Linguistics is often questioned by practitioners of Natural Sciences during informal and professional scenarios. Perhaps, this is the case due to the fact that the phenomena relevant to them is more readily observable through technical methodologies that are better defined. For instance, a casual (as in an individual who casually has become acquainted with some little morsel of data about a language) may define Linguistics as just ‘adding an ‘s’ to the end of a word to make it plural.
Similarly, asking musicians to recite every note on a scale (which many professionally trained or classically inclined enjoy doing) does not guarantee they can play well to a live audience. So, if the casual definition for Linguistics is graining ground, the priorities for the field in terms of rationale and problem solving is too centered on archiving data that exists without an explanation (data without science, basically).
Trivia In The Office
Figuring out when some rule from Oxford applies in a romance novel is fine trivia, but it is not ‘Linguistics’. To begin with, the scientific practice around explaining language behavior is very broad and interdisciplinary. We should not permit the discipline to become describing the inscriptions literally.

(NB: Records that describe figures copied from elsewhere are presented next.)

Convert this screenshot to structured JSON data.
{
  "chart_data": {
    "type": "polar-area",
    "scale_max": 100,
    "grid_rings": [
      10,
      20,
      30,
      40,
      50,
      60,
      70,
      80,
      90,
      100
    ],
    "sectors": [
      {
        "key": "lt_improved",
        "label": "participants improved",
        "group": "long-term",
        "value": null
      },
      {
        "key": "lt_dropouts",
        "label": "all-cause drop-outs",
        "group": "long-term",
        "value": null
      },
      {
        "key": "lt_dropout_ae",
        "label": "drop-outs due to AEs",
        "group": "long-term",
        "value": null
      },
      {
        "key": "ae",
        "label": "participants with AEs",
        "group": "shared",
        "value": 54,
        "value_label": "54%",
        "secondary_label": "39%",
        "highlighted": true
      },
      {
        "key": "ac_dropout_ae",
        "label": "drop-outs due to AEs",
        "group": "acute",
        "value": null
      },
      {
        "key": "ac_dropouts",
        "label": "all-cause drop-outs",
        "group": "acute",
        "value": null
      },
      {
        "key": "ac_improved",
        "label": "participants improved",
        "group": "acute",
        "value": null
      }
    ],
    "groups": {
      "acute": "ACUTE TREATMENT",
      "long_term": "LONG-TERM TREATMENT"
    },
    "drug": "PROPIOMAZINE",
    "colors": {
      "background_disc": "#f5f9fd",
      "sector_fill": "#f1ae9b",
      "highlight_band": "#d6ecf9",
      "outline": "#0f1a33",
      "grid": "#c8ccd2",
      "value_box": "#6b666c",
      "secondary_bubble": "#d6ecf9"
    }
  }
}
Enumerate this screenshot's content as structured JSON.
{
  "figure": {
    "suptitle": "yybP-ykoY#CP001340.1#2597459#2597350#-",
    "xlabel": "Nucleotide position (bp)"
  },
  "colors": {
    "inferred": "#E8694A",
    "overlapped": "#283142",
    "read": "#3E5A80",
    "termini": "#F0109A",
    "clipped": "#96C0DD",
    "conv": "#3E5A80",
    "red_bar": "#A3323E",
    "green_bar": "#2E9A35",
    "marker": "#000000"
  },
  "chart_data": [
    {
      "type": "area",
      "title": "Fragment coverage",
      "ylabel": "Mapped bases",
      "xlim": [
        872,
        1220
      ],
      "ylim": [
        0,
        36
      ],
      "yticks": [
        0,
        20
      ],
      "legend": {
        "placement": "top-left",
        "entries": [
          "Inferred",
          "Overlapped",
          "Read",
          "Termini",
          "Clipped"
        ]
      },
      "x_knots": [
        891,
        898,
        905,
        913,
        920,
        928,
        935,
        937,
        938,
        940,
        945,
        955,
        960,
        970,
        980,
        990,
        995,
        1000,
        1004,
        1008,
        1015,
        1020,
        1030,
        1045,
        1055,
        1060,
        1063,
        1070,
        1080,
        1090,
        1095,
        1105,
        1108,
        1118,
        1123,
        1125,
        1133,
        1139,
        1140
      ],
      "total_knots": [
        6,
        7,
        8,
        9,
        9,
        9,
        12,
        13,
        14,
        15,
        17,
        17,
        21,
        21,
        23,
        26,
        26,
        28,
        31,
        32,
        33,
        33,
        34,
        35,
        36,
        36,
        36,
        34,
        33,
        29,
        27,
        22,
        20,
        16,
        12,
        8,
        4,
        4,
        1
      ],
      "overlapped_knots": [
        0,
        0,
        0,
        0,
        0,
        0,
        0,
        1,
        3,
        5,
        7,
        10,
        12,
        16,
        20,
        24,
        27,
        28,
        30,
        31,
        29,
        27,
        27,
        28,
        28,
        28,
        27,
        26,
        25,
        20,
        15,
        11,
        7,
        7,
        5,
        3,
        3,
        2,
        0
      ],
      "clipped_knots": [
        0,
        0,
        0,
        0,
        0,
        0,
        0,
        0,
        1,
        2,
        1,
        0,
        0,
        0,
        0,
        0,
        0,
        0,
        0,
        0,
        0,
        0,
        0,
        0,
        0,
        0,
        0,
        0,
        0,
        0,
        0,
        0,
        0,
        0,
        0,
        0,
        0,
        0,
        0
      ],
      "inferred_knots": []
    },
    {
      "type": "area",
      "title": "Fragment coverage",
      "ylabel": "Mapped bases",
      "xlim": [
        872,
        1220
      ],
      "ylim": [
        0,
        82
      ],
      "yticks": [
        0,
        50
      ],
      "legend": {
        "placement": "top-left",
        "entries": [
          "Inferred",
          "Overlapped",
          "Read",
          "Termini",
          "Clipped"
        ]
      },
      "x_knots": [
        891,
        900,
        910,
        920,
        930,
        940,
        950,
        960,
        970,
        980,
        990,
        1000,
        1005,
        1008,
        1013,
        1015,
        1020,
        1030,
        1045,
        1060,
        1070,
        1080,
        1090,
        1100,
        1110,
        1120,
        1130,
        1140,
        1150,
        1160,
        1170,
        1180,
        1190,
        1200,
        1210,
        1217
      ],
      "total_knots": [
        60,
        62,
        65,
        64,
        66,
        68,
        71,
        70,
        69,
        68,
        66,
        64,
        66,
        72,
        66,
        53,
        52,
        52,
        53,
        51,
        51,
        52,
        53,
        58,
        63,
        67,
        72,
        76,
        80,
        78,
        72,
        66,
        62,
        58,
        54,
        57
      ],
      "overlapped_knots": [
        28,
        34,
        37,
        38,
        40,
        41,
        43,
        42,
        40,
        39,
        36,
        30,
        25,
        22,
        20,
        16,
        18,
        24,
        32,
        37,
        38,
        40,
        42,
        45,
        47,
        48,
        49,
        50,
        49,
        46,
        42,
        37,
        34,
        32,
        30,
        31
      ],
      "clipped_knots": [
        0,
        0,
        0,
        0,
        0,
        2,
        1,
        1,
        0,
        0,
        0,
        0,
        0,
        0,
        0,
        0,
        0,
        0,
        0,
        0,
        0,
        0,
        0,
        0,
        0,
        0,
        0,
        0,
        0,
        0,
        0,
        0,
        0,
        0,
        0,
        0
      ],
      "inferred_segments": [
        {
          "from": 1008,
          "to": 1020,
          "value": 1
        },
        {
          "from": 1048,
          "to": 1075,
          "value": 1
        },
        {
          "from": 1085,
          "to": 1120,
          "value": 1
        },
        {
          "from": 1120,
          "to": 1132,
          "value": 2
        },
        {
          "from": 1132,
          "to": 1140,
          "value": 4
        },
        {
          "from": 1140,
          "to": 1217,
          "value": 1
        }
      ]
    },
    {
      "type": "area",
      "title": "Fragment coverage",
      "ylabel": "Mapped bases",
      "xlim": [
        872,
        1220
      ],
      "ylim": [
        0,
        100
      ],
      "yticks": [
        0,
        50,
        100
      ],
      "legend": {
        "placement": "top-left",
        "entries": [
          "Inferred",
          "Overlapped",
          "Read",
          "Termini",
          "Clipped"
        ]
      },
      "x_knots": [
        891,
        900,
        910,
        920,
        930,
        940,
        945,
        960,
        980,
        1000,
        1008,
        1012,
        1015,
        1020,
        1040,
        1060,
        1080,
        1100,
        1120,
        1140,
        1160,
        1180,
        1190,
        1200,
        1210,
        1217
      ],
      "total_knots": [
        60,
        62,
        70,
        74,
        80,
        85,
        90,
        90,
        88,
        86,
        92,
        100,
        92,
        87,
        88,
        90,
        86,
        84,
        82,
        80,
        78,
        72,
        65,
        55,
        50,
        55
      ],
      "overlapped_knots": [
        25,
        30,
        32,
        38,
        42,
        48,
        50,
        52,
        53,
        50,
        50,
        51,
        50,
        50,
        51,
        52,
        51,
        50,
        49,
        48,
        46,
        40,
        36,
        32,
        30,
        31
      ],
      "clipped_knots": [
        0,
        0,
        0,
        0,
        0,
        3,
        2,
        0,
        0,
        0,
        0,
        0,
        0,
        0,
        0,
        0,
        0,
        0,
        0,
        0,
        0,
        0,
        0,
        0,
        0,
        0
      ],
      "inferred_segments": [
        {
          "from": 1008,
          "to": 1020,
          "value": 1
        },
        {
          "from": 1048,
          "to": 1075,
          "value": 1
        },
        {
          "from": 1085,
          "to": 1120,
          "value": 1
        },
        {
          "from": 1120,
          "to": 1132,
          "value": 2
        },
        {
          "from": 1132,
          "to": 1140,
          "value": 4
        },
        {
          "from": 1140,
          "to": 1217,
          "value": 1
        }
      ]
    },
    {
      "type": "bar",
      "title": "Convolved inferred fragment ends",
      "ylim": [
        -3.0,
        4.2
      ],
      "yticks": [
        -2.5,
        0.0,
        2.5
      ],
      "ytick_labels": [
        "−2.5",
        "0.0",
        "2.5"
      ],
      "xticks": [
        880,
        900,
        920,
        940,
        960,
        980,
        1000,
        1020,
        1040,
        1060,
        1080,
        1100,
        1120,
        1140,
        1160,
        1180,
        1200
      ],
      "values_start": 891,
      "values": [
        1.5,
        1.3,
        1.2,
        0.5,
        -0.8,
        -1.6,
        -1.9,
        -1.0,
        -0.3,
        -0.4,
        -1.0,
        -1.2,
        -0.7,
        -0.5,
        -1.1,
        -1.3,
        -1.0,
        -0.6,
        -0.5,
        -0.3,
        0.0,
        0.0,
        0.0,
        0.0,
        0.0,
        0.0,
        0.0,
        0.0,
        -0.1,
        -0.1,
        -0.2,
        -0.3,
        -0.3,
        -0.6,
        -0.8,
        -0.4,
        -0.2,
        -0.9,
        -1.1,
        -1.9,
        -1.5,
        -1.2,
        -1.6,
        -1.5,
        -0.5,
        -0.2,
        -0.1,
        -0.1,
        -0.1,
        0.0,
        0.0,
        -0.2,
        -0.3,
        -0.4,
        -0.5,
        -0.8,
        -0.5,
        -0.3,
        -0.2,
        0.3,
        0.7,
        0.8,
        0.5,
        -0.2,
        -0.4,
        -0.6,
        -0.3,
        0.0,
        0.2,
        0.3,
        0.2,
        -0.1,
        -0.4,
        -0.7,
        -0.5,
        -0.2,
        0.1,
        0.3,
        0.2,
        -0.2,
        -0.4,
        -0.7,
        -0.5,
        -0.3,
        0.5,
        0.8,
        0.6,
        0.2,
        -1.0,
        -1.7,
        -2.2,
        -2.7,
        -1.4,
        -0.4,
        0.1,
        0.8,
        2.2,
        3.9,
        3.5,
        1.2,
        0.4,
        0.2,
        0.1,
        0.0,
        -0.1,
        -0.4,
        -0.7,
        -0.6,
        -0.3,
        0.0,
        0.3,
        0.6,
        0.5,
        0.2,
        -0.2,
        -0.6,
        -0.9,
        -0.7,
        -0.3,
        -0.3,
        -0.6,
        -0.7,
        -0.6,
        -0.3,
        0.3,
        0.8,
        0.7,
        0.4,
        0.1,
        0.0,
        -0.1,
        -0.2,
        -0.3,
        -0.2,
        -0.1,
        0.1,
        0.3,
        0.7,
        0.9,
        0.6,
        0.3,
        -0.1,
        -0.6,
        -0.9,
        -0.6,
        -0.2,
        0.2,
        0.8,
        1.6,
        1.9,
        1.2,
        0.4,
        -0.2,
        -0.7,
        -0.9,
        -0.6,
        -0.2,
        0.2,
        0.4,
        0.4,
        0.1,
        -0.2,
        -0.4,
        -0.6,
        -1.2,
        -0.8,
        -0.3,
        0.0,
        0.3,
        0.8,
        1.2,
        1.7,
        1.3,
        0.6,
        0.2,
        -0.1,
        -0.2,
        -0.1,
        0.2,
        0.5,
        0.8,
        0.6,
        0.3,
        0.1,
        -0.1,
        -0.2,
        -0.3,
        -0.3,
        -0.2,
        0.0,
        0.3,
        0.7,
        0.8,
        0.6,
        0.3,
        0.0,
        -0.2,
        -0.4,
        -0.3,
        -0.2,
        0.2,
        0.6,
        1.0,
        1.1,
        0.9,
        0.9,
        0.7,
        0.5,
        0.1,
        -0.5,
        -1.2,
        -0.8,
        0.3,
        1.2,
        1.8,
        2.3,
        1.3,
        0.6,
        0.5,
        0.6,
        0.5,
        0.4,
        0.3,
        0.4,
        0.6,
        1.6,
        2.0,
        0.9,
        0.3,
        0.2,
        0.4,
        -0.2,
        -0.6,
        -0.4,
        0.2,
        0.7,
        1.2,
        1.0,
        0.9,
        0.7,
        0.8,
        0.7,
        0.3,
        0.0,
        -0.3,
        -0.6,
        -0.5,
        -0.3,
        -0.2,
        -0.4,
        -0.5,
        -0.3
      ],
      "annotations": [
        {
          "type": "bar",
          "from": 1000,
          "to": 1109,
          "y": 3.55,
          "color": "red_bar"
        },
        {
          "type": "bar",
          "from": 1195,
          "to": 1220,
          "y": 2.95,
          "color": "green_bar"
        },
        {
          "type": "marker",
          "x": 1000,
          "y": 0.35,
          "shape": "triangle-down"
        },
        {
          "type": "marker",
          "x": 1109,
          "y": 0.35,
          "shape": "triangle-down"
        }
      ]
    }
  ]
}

While data and rules about languages are important, memorizing data feels like a somewhat pointless exercise. This is a sign that the field in some corners is overly defined by linguistic trivia about English – or some other pet language – rather than in terms of reproducible general principles that can be easily computed.
Linguistics Takes Time
Currently, my fear is that as Linguistics in the enterprise context gains strength, the finer points around rationale will be overtaken by boring data recitals. If so, we are in for a world of trivia and not developments largely as a result from the influence of non-linguist priorities in the discipline. The drive to subvert some computational tools for linguistic ends does not exist.
Narrative is very important. Understanding why a linguistic analysis helps ground activities. This ability to contribute to NLP activities through adopting a proper narrative for linguistic activities in the enterprise setting has not surfaced beyond the ‘we need better data for this hungry machine learning algorithm’. It pays the bills, but it does not advance the field.